Van Valkenburgh further urged the SEC to avoid unnecessary reintermediation by allowing automated logic to replace traditional intermediaries where possible. He said compliance conditions could be embedded in tokenized securities without human intervention: "The goal should be rules for safely connecting calls, not the mandatory inclusion of a nosey and expensive human operator at a switchboard when none is required."
Coin Center promotes values of open standards, federated trust, personal privacy, and individual freedom in digital identity and cryptocurrency policy arenas according to its official website. The organization works to protect individuals' rights to develop and use open cryptocurrency networks through policy research, education, and advocacy according to its official website.

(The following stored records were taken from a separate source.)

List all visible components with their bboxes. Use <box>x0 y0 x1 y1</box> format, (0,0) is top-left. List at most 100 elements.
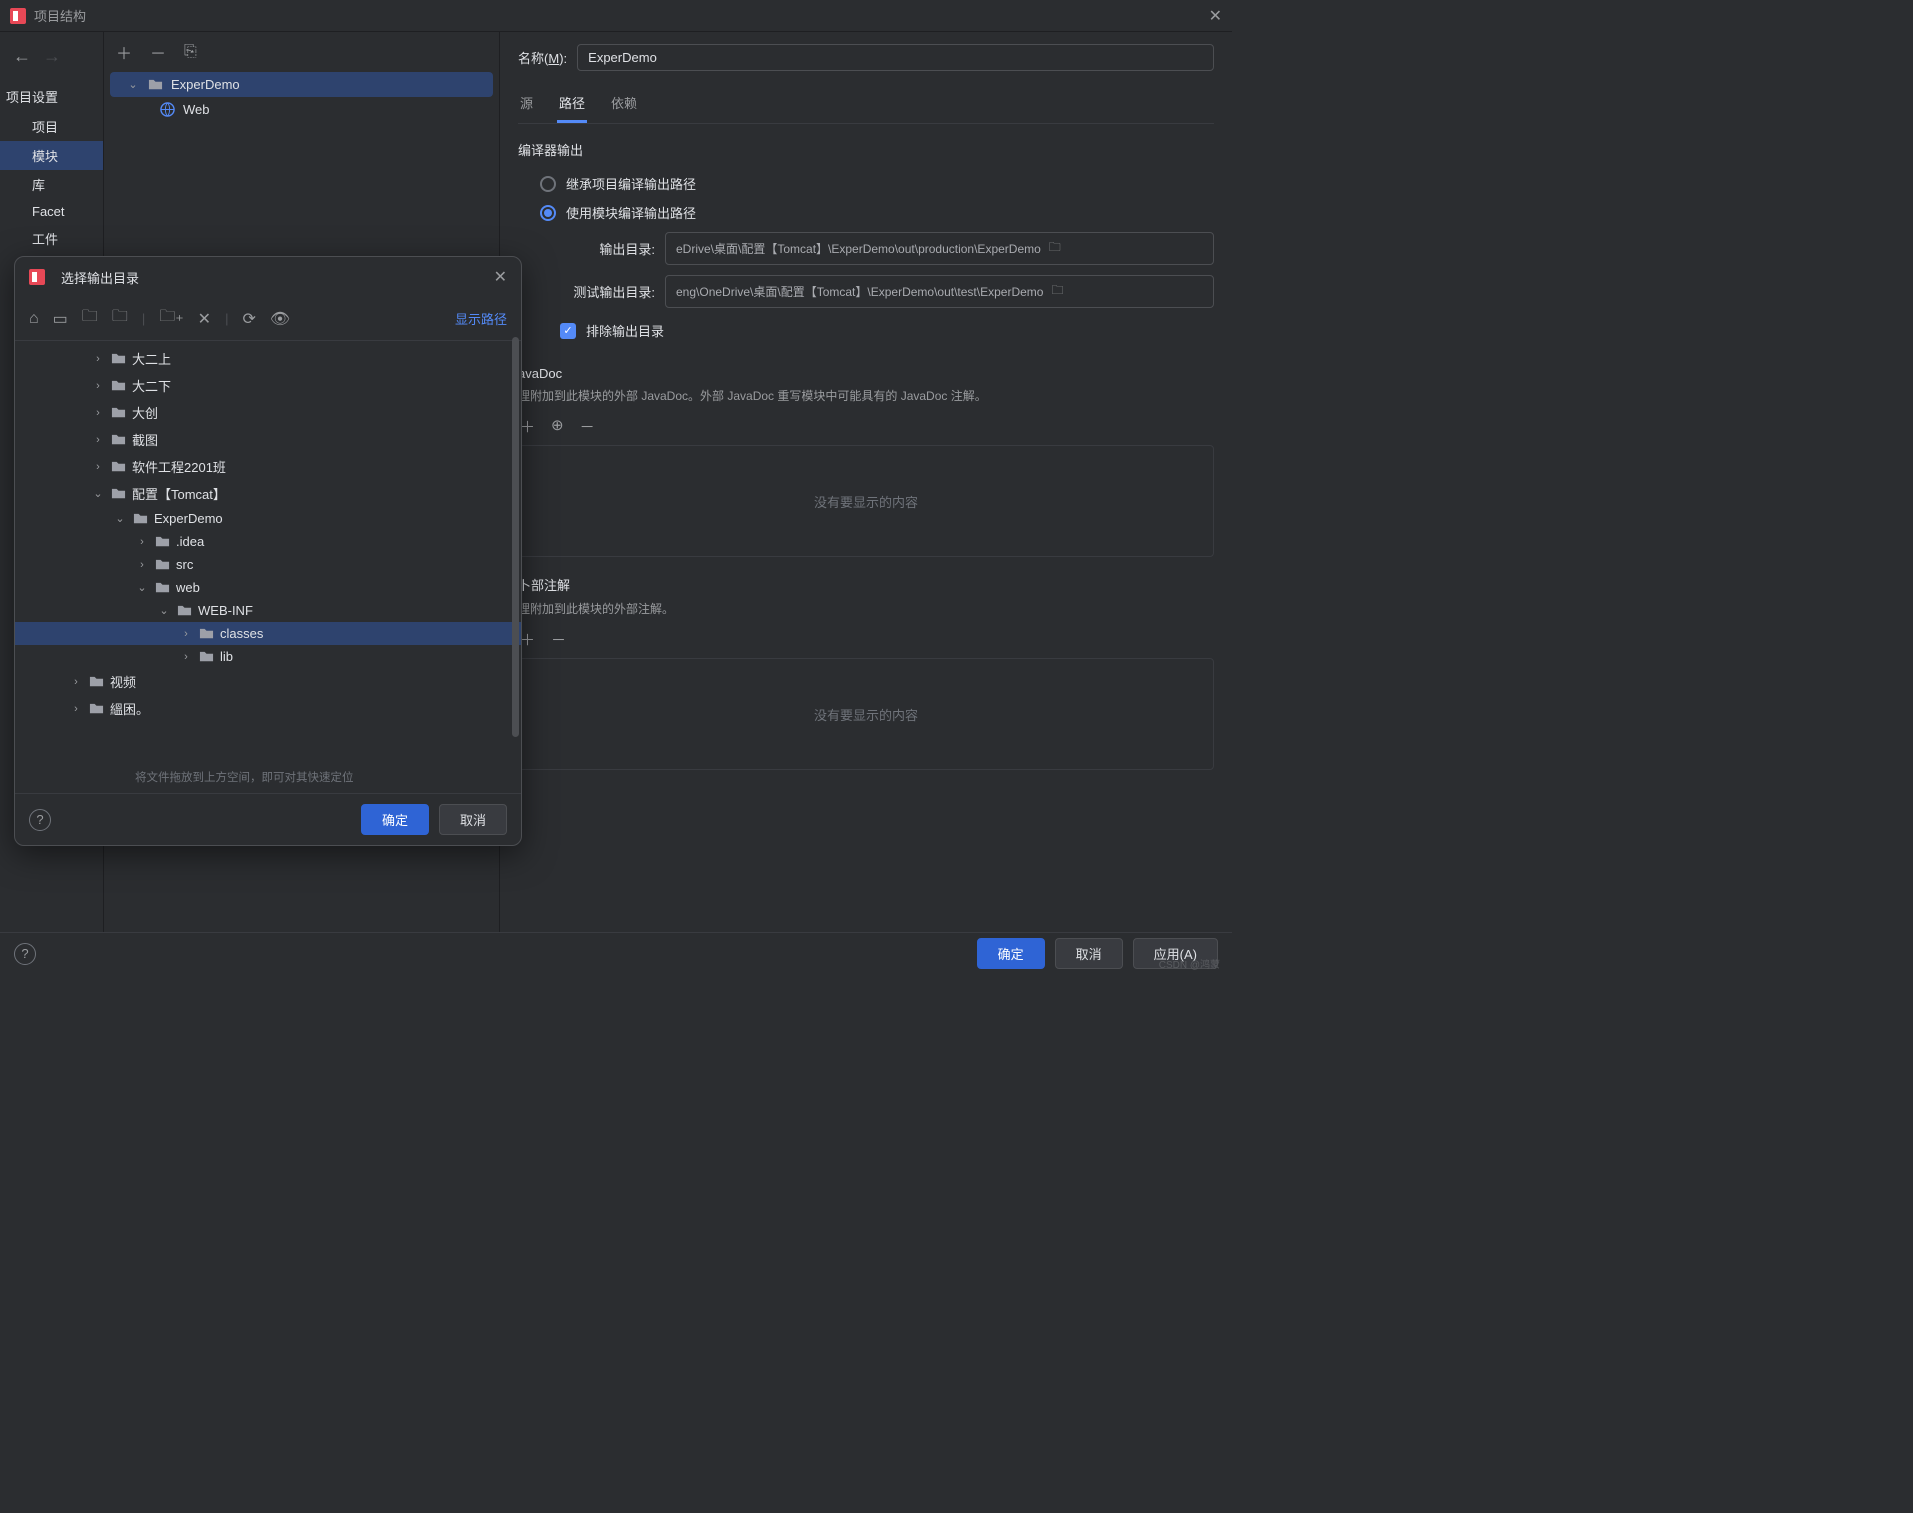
ext-annot-list: 没有要显示的内容 <box>518 658 1214 770</box>
chevron-icon[interactable]: ⌄ <box>157 604 171 617</box>
chevron-icon[interactable]: › <box>69 703 83 715</box>
tree-row[interactable]: › src <box>15 553 521 576</box>
nav-forward-icon: → <box>43 46 61 67</box>
browse-icon[interactable]: 🗀 <box>1051 281 1063 302</box>
radio-module-row[interactable]: 使用模块编译输出路径 <box>518 198 1214 227</box>
tab-dependencies[interactable]: 依赖 <box>609 87 639 123</box>
sidebar-item-artifacts[interactable]: 工件 <box>0 224 103 253</box>
chevron-icon[interactable]: ⌄ <box>113 512 127 525</box>
dialog-hint: 将文件拖放到上方空间，即可对其快速定位 <box>15 765 521 793</box>
browse-icon[interactable]: 🗀 <box>1049 238 1061 259</box>
add-icon[interactable]: ＋ <box>520 629 535 650</box>
sidebar-item-libraries[interactable]: 库 <box>0 170 103 199</box>
tree-row[interactable]: › 视频 <box>15 668 521 695</box>
chevron-icon[interactable]: › <box>135 559 149 571</box>
tree-row[interactable]: › 软件工程2201班 <box>15 453 521 480</box>
chevron-icon[interactable]: › <box>135 536 149 548</box>
radio-module[interactable] <box>540 205 556 221</box>
ext-annot-title: 卜部注解 <box>518 575 1214 594</box>
tree-row[interactable]: › classes <box>15 622 521 645</box>
tab-sources[interactable]: 源 <box>518 87 535 123</box>
window-close-icon[interactable]: ✕ <box>1209 6 1222 26</box>
folder-icon <box>177 603 192 618</box>
home-icon[interactable]: ⌂ <box>29 310 39 328</box>
help-button[interactable]: ? <box>14 943 36 965</box>
tree-row[interactable]: › .idea <box>15 530 521 553</box>
add-icon[interactable]: ＋ <box>116 40 132 64</box>
tree-row[interactable]: › 縕困。 <box>15 695 521 722</box>
nav-back-icon[interactable]: ← <box>13 46 31 67</box>
sidebar-item-facet[interactable]: Facet <box>0 199 103 224</box>
chevron-icon[interactable]: › <box>179 628 193 640</box>
folder-icon <box>89 674 104 689</box>
module-toolbar: ＋ － ⎘ <box>104 32 499 72</box>
module-root-row[interactable]: ⌄ ExperDemo <box>110 72 493 97</box>
dialog-scrollbar[interactable] <box>512 337 519 737</box>
tree-row[interactable]: › lib <box>15 645 521 668</box>
dialog-title: 选择输出目录 <box>61 268 139 287</box>
module-child-row[interactable]: Web <box>104 97 499 122</box>
tree-row[interactable]: › 大创 <box>15 399 521 426</box>
remove-icon[interactable]: － <box>150 40 166 64</box>
copy-icon[interactable]: ⎘ <box>184 43 197 61</box>
chevron-icon[interactable]: › <box>91 380 105 392</box>
dialog-ok-button[interactable]: 确定 <box>361 804 429 835</box>
tree-row[interactable]: ⌄ web <box>15 576 521 599</box>
tree-row[interactable]: ⌄ WEB-INF <box>15 599 521 622</box>
chevron-icon[interactable]: › <box>91 407 105 419</box>
chevron-icon[interactable]: ⌄ <box>91 487 105 500</box>
folder-icon <box>155 557 170 572</box>
dialog-help-button[interactable]: ? <box>29 809 51 831</box>
chevron-icon[interactable]: ⌄ <box>135 581 149 594</box>
chevron-icon[interactable]: › <box>91 353 105 365</box>
chevron-icon[interactable]: › <box>91 461 105 473</box>
test-output-input[interactable]: eng\OneDrive\桌面\配置【Tomcat】\ExperDemo\out… <box>665 275 1214 308</box>
remove-icon[interactable]: － <box>580 416 595 437</box>
new-folder-icon[interactable]: 🗀₊ <box>159 305 183 332</box>
tree-label: classes <box>220 626 263 641</box>
output-input[interactable]: eDrive\桌面\配置【Tomcat】\ExperDemo\out\produ… <box>665 232 1214 265</box>
sidebar-item-modules[interactable]: 模块 <box>0 141 103 170</box>
tree-row[interactable]: ⌄ 配置【Tomcat】 <box>15 480 521 507</box>
exclude-row[interactable]: ✓ 排除输出目录 <box>518 313 1214 348</box>
name-input[interactable] <box>577 44 1214 71</box>
tree-row[interactable]: › 大二上 <box>15 345 521 372</box>
tree-row[interactable]: › 大二下 <box>15 372 521 399</box>
folder-icon <box>111 405 126 420</box>
cancel-button[interactable]: 取消 <box>1055 938 1123 969</box>
show-hidden-icon[interactable]: 👁 <box>270 309 290 329</box>
chevron-icon[interactable]: › <box>179 651 193 663</box>
chevron-down-icon[interactable]: ⌄ <box>126 78 140 91</box>
module-icon[interactable]: 🗀 <box>112 305 128 332</box>
dialog-close-icon[interactable]: ✕ <box>494 267 507 287</box>
dialog-tree[interactable]: › 大二上› 大二下› 大创› 截图› 软件工程2201班⌄ 配置【Tomcat… <box>15 341 521 765</box>
tree-row[interactable]: › 截图 <box>15 426 521 453</box>
refresh-icon[interactable]: ⟳ <box>242 309 255 329</box>
javadoc-title: avaDoc <box>518 366 1214 381</box>
output-path-row: 输出目录: eDrive\桌面\配置【Tomcat】\ExperDemo\out… <box>518 227 1214 270</box>
test-output-path-row: 测试输出目录: eng\OneDrive\桌面\配置【Tomcat】\Exper… <box>518 270 1214 313</box>
radio-inherit-label: 继承项目编译输出路径 <box>566 174 696 193</box>
radio-inherit-row[interactable]: 继承项目编译输出路径 <box>518 169 1214 198</box>
tree-row[interactable]: ⌄ ExperDemo <box>15 507 521 530</box>
folder-icon <box>155 534 170 549</box>
folder-icon <box>111 432 126 447</box>
web-icon <box>160 102 175 117</box>
chevron-icon[interactable]: › <box>91 434 105 446</box>
folder-icon <box>111 459 126 474</box>
tab-paths[interactable]: 路径 <box>557 87 587 123</box>
add-icon[interactable]: ＋ <box>520 416 535 437</box>
compiler-section-title: 编译器输出 <box>518 140 1214 159</box>
show-path-link[interactable]: 显示路径 <box>455 309 507 328</box>
sidebar-item-project[interactable]: 项目 <box>0 112 103 141</box>
exclude-checkbox[interactable]: ✓ <box>560 323 576 339</box>
dialog-cancel-button[interactable]: 取消 <box>439 804 507 835</box>
radio-inherit[interactable] <box>540 176 556 192</box>
desktop-icon[interactable]: ▭ <box>53 309 68 329</box>
project-icon[interactable]: 🗀 <box>82 305 98 332</box>
add-url-icon[interactable]: ⊕ <box>551 416 564 437</box>
remove-icon[interactable]: － <box>551 629 566 650</box>
delete-icon[interactable]: ✕ <box>198 309 211 329</box>
ok-button[interactable]: 确定 <box>977 938 1045 969</box>
chevron-icon[interactable]: › <box>69 676 83 688</box>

Van Valkenburgh leads Coin Center as executive director with support from a team covering policy areas such as consumer protection, financial surveillance, innovation, investor protection, privacy, autonomy, tax policy according to its official website, as well as operations communications research.
Coin Center functions as an independent non-profit research and advocacy group dedicated to cryptocurrency policy according to its official website, offering educational resources on topics like Bitcoin technology regulatory issues according to its official website.
Van Valkenburgh concluded by commending the SEC's commitment "to thoughtful engagement" and stated Coin Center stands ready to assist as these initiatives move forward.